Write it for the engineer at the keyboard, not the auditor in the meeting. The auditor can be satisfied by a short, clear, enforced policy far more convincingly than by a long one nobody follows.
Our view
An AI usage policy is not paperwork you produce to look governed. It is the set of decisions that let an engineer act quickly and safely without asking permission for every routine choice, and that tell them clearly when they do need to ask.
The teams that get this right write less, not more. They decide the five things that matter, approved tools, data boundaries, review, accountability, escalation, put those decisions where the work happens, and keep the document short enough that people actually read it. Everything else is detail you can add once the core is followed.
A policy nobody reads governs nothing. Start from what an engineer needs to know at the moment they reach for a tool, and you will write one that does.
Sources
- EU Artificial Intelligence Act, Article 4, on AI literacy obligations, accessed 2026-06-10
- OWASP,
OWASP Top 10 for Large Language Model Applications, accessed 2026-06-10 - NIST,
AI Risk Management Framework (AI RMF 1.0), accessed 2026-06-10
Frequently asked questions
- What are the five things an AI usage policy for engineers must actually decide?
- A policy that engineers follow must answer five concrete questions: which AI tools are approved for company work, what data may go into a prompt and what must never leave, what review is required before AI output ships, who is responsible when AI-assisted code fails, and who to ask when something is unclear. Leaving any of these undefined means the policy is not governing the behaviour that creates risk.
- Why use an allowlist of approved AI tools instead of a list of banned ones?
- New tools appear faster than a denylist can be updated, and a list of forbidden tools tells an engineer nothing about what is safe to use. An allowlist names the tools cleared for company work, specifies the data tier each is approved for, and provides a fast intake route for adding new ones. The intake speed matters more than the list itself: if approval takes three weeks, engineers will route around the process and shadow AI returns.
- How should data tiers in an AI policy be defined so engineers can apply them in the moment?
- Replace vague rules like "do not share confidential information" with three concrete tiers engineers can match against in seconds. Public data (open-source code, public docs) may go into any approved tool. Internal data (internal code, architecture, non-personal config) may only go into approved tools that have a data processing agreement. Restricted data (secrets, credentials, customer PII, regulated data) must never be pasted into any prompt, with no exceptions. Pair the Restricted rule with secret scanning on commits and masked logs so the policy enforces itself where it can.
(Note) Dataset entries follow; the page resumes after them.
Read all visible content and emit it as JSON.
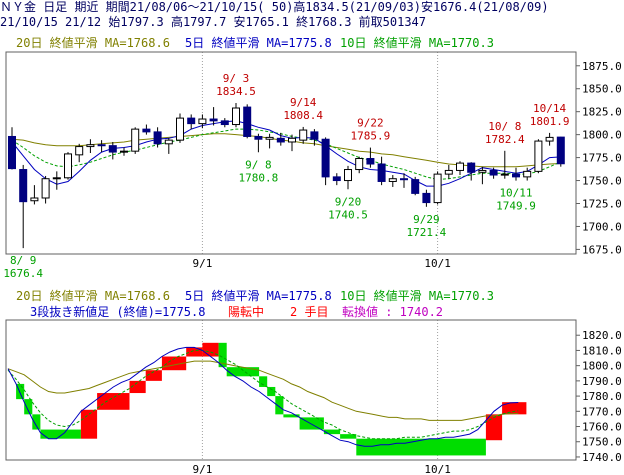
{
  "header": {
    "line1": "ＮＹ金 日足 期近 期間21/08/06～21/10/15( 50)高1834.5(21/09/03)安1676.4(21/08/09)",
    "line2": "21/10/15 21/12 始1797.3 高1797.7 安1765.1 終1768.3 前取501347"
  },
  "colors": {
    "frame": "#606060",
    "bull": "#ffffff",
    "bear": "#000080",
    "ma20": "#808000",
    "ma5": "#0000c0",
    "ma10": "#00a000",
    "kagi_up": "#ff0000",
    "kagi_down": "#00dd00",
    "ann_high": "#c00000",
    "ann_low": "#00a000",
    "grid": "#a0a0a0"
  },
  "chart_data": [
    {
      "type": "candlestick",
      "legend": [
        {
          "text": "20日 終値平滑 MA=1768.6",
          "color": "#808000"
        },
        {
          "text": "5日 終値平滑 MA=1775.8",
          "color": "#0000c0"
        },
        {
          "text": "10日 終値平滑 MA=1770.3",
          "color": "#00a000"
        }
      ],
      "x_labels": [
        {
          "text": "9/1",
          "index": 17
        },
        {
          "text": "10/1",
          "index": 38
        }
      ],
      "ylim": [
        1670,
        1890
      ],
      "y_ticks": [
        "1675.0",
        "1700.0",
        "1725.0",
        "1750.0",
        "1775.0",
        "1800.0",
        "1825.0",
        "1850.0",
        "1875.0"
      ],
      "y_tick_values": [
        1675,
        1700,
        1725,
        1750,
        1775,
        1800,
        1825,
        1850,
        1875
      ],
      "candles": [
        {
          "date": "8/6",
          "o": 1798,
          "h": 1808,
          "l": 1762,
          "c": 1763
        },
        {
          "date": "8/9",
          "o": 1762,
          "h": 1767,
          "l": 1676.4,
          "c": 1727
        },
        {
          "date": "8/10",
          "o": 1728,
          "h": 1745,
          "l": 1724,
          "c": 1731
        },
        {
          "date": "8/11",
          "o": 1731,
          "h": 1755,
          "l": 1725,
          "c": 1752
        },
        {
          "date": "8/12",
          "o": 1752,
          "h": 1760,
          "l": 1740,
          "c": 1753
        },
        {
          "date": "8/13",
          "o": 1753,
          "h": 1781,
          "l": 1751,
          "c": 1779
        },
        {
          "date": "8/16",
          "o": 1778,
          "h": 1790,
          "l": 1770,
          "c": 1787
        },
        {
          "date": "8/17",
          "o": 1787,
          "h": 1795,
          "l": 1780,
          "c": 1789
        },
        {
          "date": "8/18",
          "o": 1789,
          "h": 1794,
          "l": 1781,
          "c": 1788
        },
        {
          "date": "8/19",
          "o": 1788,
          "h": 1792,
          "l": 1773,
          "c": 1781
        },
        {
          "date": "8/20",
          "o": 1781,
          "h": 1786,
          "l": 1777,
          "c": 1782
        },
        {
          "date": "8/23",
          "o": 1782,
          "h": 1808,
          "l": 1779,
          "c": 1806
        },
        {
          "date": "8/24",
          "o": 1806,
          "h": 1811,
          "l": 1800,
          "c": 1803
        },
        {
          "date": "8/25",
          "o": 1803,
          "h": 1808,
          "l": 1786,
          "c": 1790
        },
        {
          "date": "8/26",
          "o": 1790,
          "h": 1796,
          "l": 1779,
          "c": 1794
        },
        {
          "date": "8/27",
          "o": 1794,
          "h": 1823,
          "l": 1791,
          "c": 1818
        },
        {
          "date": "8/30",
          "o": 1818,
          "h": 1822,
          "l": 1806,
          "c": 1812
        },
        {
          "date": "8/31",
          "o": 1812,
          "h": 1822,
          "l": 1807,
          "c": 1817
        },
        {
          "date": "9/1",
          "o": 1817,
          "h": 1830,
          "l": 1810,
          "c": 1815
        },
        {
          "date": "9/2",
          "o": 1815,
          "h": 1818,
          "l": 1808,
          "c": 1811
        },
        {
          "date": "9/3",
          "o": 1811,
          "h": 1834.5,
          "l": 1808,
          "c": 1829
        },
        {
          "date": "9/7",
          "o": 1830,
          "h": 1833,
          "l": 1796,
          "c": 1798
        },
        {
          "date": "9/8",
          "o": 1798,
          "h": 1801,
          "l": 1780.8,
          "c": 1795
        },
        {
          "date": "9/9",
          "o": 1795,
          "h": 1801,
          "l": 1785,
          "c": 1797
        },
        {
          "date": "9/10",
          "o": 1796,
          "h": 1802,
          "l": 1788,
          "c": 1792
        },
        {
          "date": "9/13",
          "o": 1792,
          "h": 1800,
          "l": 1782,
          "c": 1796
        },
        {
          "date": "9/14",
          "o": 1794,
          "h": 1808.4,
          "l": 1790,
          "c": 1805
        },
        {
          "date": "9/15",
          "o": 1803,
          "h": 1806,
          "l": 1788,
          "c": 1795
        },
        {
          "date": "9/16",
          "o": 1795,
          "h": 1797,
          "l": 1745,
          "c": 1754
        },
        {
          "date": "9/17",
          "o": 1754,
          "h": 1758,
          "l": 1745,
          "c": 1750
        },
        {
          "date": "9/20",
          "o": 1750,
          "h": 1766,
          "l": 1740.5,
          "c": 1762
        },
        {
          "date": "9/21",
          "o": 1762,
          "h": 1776,
          "l": 1758,
          "c": 1774
        },
        {
          "date": "9/22",
          "o": 1774,
          "h": 1785.9,
          "l": 1764,
          "c": 1768
        },
        {
          "date": "9/23",
          "o": 1768,
          "h": 1776,
          "l": 1745,
          "c": 1749
        },
        {
          "date": "9/24",
          "o": 1749,
          "h": 1756,
          "l": 1743,
          "c": 1752
        },
        {
          "date": "9/27",
          "o": 1752,
          "h": 1758,
          "l": 1742,
          "c": 1751
        },
        {
          "date": "9/28",
          "o": 1751,
          "h": 1754,
          "l": 1734,
          "c": 1736
        },
        {
          "date": "9/29",
          "o": 1736,
          "h": 1740,
          "l": 1721.4,
          "c": 1726
        },
        {
          "date": "9/30",
          "o": 1726,
          "h": 1760,
          "l": 1724,
          "c": 1757
        },
        {
          "date": "10/1",
          "o": 1757,
          "h": 1767,
          "l": 1752,
          "c": 1761
        },
        {
          "date": "10/4",
          "o": 1761,
          "h": 1771,
          "l": 1756,
          "c": 1769
        },
        {
          "date": "10/5",
          "o": 1769,
          "h": 1770,
          "l": 1750,
          "c": 1759
        },
        {
          "date": "10/6",
          "o": 1759,
          "h": 1765,
          "l": 1746,
          "c": 1761
        },
        {
          "date": "10/7",
          "o": 1761,
          "h": 1764,
          "l": 1752,
          "c": 1756
        },
        {
          "date": "10/8",
          "o": 1756,
          "h": 1782.4,
          "l": 1752,
          "c": 1757
        },
        {
          "date": "10/11",
          "o": 1757,
          "h": 1764,
          "l": 1749.9,
          "c": 1754
        },
        {
          "date": "10/12",
          "o": 1754,
          "h": 1764,
          "l": 1750,
          "c": 1760
        },
        {
          "date": "10/13",
          "o": 1760,
          "h": 1795,
          "l": 1758,
          "c": 1793
        },
        {
          "date": "10/14",
          "o": 1793,
          "h": 1801.9,
          "l": 1788,
          "c": 1797
        },
        {
          "date": "10/15",
          "o": 1797.3,
          "h": 1797.7,
          "l": 1765.1,
          "c": 1768.3
        }
      ],
      "ma20": [
        1795,
        1794,
        1791,
        1789,
        1788,
        1788,
        1788,
        1789,
        1790,
        1791,
        1792,
        1794,
        1795,
        1796,
        1797,
        1798,
        1799,
        1800,
        1801,
        1801,
        1800,
        1799,
        1798,
        1796,
        1794,
        1793,
        1791,
        1790,
        1788,
        1786,
        1784,
        1782,
        1781,
        1779,
        1778,
        1776,
        1774,
        1772,
        1770,
        1768,
        1767,
        1766,
        1765,
        1765,
        1765,
        1765,
        1766,
        1767,
        1768,
        1768.6
      ],
      "ma5": [
        1792,
        1777,
        1762,
        1752,
        1746,
        1749,
        1760,
        1772,
        1781,
        1785,
        1786,
        1788,
        1792,
        1795,
        1796,
        1799,
        1806,
        1810,
        1812,
        1814,
        1815,
        1812,
        1808,
        1805,
        1799,
        1796,
        1797,
        1796,
        1788,
        1779,
        1771,
        1765,
        1762,
        1761,
        1759,
        1757,
        1750,
        1744,
        1744,
        1747,
        1752,
        1758,
        1764,
        1762,
        1760,
        1758,
        1760,
        1767,
        1775,
        1775.8
      ],
      "ma10": [
        1794,
        1786,
        1777,
        1770,
        1766,
        1765,
        1767,
        1770,
        1774,
        1778,
        1781,
        1783,
        1786,
        1789,
        1792,
        1794,
        1797,
        1800,
        1802,
        1804,
        1806,
        1806,
        1805,
        1803,
        1801,
        1798,
        1796,
        1794,
        1790,
        1785,
        1780,
        1775,
        1772,
        1768,
        1765,
        1762,
        1758,
        1754,
        1751,
        1752,
        1754,
        1756,
        1758,
        1758,
        1758,
        1757,
        1757,
        1760,
        1765,
        1770.3
      ],
      "annotations": [
        {
          "date": "8/9",
          "price": 1676.4,
          "text": "8/ 9\n1676.4",
          "kind": "low"
        },
        {
          "date": "9/3",
          "price": 1834.5,
          "text": "9/ 3\n1834.5",
          "kind": "high"
        },
        {
          "date": "9/8",
          "price": 1780.8,
          "text": "9/ 8\n1780.8",
          "kind": "low"
        },
        {
          "date": "9/14",
          "price": 1808.4,
          "text": "9/14\n1808.4",
          "kind": "high"
        },
        {
          "date": "9/20",
          "price": 1740.5,
          "text": "9/20\n1740.5",
          "kind": "low"
        },
        {
          "date": "9/22",
          "price": 1785.9,
          "text": "9/22\n1785.9",
          "kind": "high"
        },
        {
          "date": "9/29",
          "price": 1721.4,
          "text": "9/29\n1721.4",
          "kind": "low"
        },
        {
          "date": "10/8",
          "price": 1782.4,
          "text": "10/ 8\n1782.4",
          "kind": "high"
        },
        {
          "date": "10/11",
          "price": 1749.9,
          "text": "10/11\n1749.9",
          "kind": "low"
        },
        {
          "date": "10/14",
          "price": 1801.9,
          "text": "10/14\n1801.9",
          "kind": "high"
        }
      ]
    },
    {
      "type": "kagi_three_line_break",
      "legend": [
        {
          "text": "20日 終値平滑 MA=1768.6",
          "color": "#808000"
        },
        {
          "text": "5日 終値平滑 MA=1775.8",
          "color": "#0000c0"
        },
        {
          "text": "10日 終値平滑 MA=1770.3",
          "color": "#00a000"
        }
      ],
      "status": [
        {
          "text": "3段抜き新値足 (終値)=1775.8",
          "color": "#0000c0"
        },
        {
          "text": "陽転中",
          "color": "#ff0000"
        },
        {
          "text": "2 手目",
          "color": "#ff0000"
        },
        {
          "text": "転換値 : 1740.2",
          "color": "#c000c0"
        }
      ],
      "x_labels": [
        {
          "text": "9/1",
          "index": 17
        },
        {
          "text": "10/1",
          "index": 38
        }
      ],
      "ylim": [
        1738,
        1830
      ],
      "y_ticks": [
        "1740.0",
        "1750.0",
        "1760.0",
        "1770.0",
        "1780.0",
        "1790.0",
        "1800.0",
        "1810.0",
        "1820.0"
      ],
      "y_tick_values": [
        1740,
        1750,
        1760,
        1770,
        1780,
        1790,
        1800,
        1810,
        1820
      ],
      "bricks": [
        {
          "s": 1,
          "e": 1,
          "lo": 1778,
          "hi": 1788,
          "dir": "down"
        },
        {
          "s": 2,
          "e": 2,
          "lo": 1768,
          "hi": 1778,
          "dir": "down"
        },
        {
          "s": 3,
          "e": 3,
          "lo": 1758,
          "hi": 1768,
          "dir": "down"
        },
        {
          "s": 4,
          "e": 8,
          "lo": 1752,
          "hi": 1758,
          "dir": "down"
        },
        {
          "s": 9,
          "e": 10,
          "lo": 1752,
          "hi": 1771,
          "dir": "up"
        },
        {
          "s": 11,
          "e": 14,
          "lo": 1771,
          "hi": 1782,
          "dir": "up"
        },
        {
          "s": 15,
          "e": 16,
          "lo": 1782,
          "hi": 1790,
          "dir": "up"
        },
        {
          "s": 17,
          "e": 18,
          "lo": 1790,
          "hi": 1797,
          "dir": "up"
        },
        {
          "s": 19,
          "e": 21,
          "lo": 1797,
          "hi": 1806,
          "dir": "up"
        },
        {
          "s": 22,
          "e": 23,
          "lo": 1806,
          "hi": 1812,
          "dir": "up"
        },
        {
          "s": 24,
          "e": 25,
          "lo": 1806,
          "hi": 1815,
          "dir": "up"
        },
        {
          "s": 26,
          "e": 26,
          "lo": 1799,
          "hi": 1815,
          "dir": "down"
        },
        {
          "s": 27,
          "e": 30,
          "lo": 1793,
          "hi": 1799,
          "dir": "down"
        },
        {
          "s": 31,
          "e": 31,
          "lo": 1786,
          "hi": 1793,
          "dir": "down"
        },
        {
          "s": 32,
          "e": 32,
          "lo": 1780,
          "hi": 1786,
          "dir": "down"
        },
        {
          "s": 33,
          "e": 33,
          "lo": 1768,
          "hi": 1780,
          "dir": "down"
        },
        {
          "s": 34,
          "e": 35,
          "lo": 1766,
          "hi": 1768,
          "dir": "down"
        },
        {
          "s": 36,
          "e": 38,
          "lo": 1758,
          "hi": 1766,
          "dir": "down"
        },
        {
          "s": 39,
          "e": 40,
          "lo": 1755,
          "hi": 1758,
          "dir": "down"
        },
        {
          "s": 41,
          "e": 42,
          "lo": 1752,
          "hi": 1755,
          "dir": "down"
        },
        {
          "s": 43,
          "e": 58,
          "lo": 1741,
          "hi": 1752,
          "dir": "down"
        },
        {
          "s": 59,
          "e": 60,
          "lo": 1751,
          "hi": 1768,
          "dir": "up"
        },
        {
          "s": 61,
          "e": 63,
          "lo": 1768,
          "hi": 1776,
          "dir": "up"
        }
      ],
      "ma20": [
        1798,
        1796,
        1794,
        1790,
        1786,
        1783,
        1782,
        1782,
        1783,
        1784,
        1785,
        1787,
        1789,
        1791,
        1793,
        1795,
        1796,
        1797,
        1798,
        1799,
        1800,
        1801,
        1802,
        1803,
        1803,
        1803,
        1802,
        1801,
        1800,
        1799,
        1798,
        1797,
        1795,
        1793,
        1791,
        1788,
        1786,
        1783,
        1781,
        1779,
        1776,
        1774,
        1772,
        1770,
        1769,
        1768,
        1767,
        1766,
        1766,
        1765,
        1765,
        1765,
        1764,
        1764,
        1764,
        1764,
        1764,
        1765,
        1766,
        1767,
        1767,
        1768,
        1768.4,
        1768.6
      ],
      "ma5": [
        1798,
        1788,
        1776,
        1765,
        1756,
        1752,
        1752,
        1756,
        1763,
        1770,
        1774,
        1778,
        1782,
        1786,
        1789,
        1791,
        1795,
        1799,
        1802,
        1806,
        1809,
        1811,
        1812,
        1812,
        1810,
        1806,
        1802,
        1797,
        1793,
        1790,
        1786,
        1783,
        1779,
        1775,
        1771,
        1769,
        1766,
        1763,
        1760,
        1757,
        1754,
        1751,
        1750,
        1748,
        1747,
        1747,
        1748,
        1748,
        1749,
        1749,
        1750,
        1751,
        1752,
        1752,
        1753,
        1753,
        1754,
        1755,
        1758,
        1764,
        1770,
        1774,
        1775.5,
        1775.8
      ],
      "ma10": [
        1797,
        1791,
        1784,
        1776,
        1769,
        1764,
        1761,
        1760,
        1761,
        1764,
        1768,
        1772,
        1776,
        1779,
        1782,
        1785,
        1789,
        1793,
        1796,
        1799,
        1803,
        1806,
        1808,
        1810,
        1810,
        1809,
        1807,
        1804,
        1801,
        1797,
        1793,
        1789,
        1786,
        1783,
        1779,
        1775,
        1772,
        1769,
        1766,
        1763,
        1761,
        1758,
        1756,
        1754,
        1753,
        1752,
        1752,
        1752,
        1752,
        1753,
        1753,
        1753,
        1754,
        1755,
        1756,
        1757,
        1757,
        1758,
        1760,
        1763,
        1766,
        1768,
        1769.5,
        1770.3
      ]
    }
  ]
}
- Who is responsible when AI-assisted code turns out to be wrong or causes a production incident?
- The engineer who submits the change owns it, exactly as if they had typed every character. AI assistance does not transfer responsibility, and "the model suggested it" is not a valid defence. The policy must state this in plain language because the moment that assumption is allowed to dissolve, every downstream control, including code review and quality gates, weakens with it.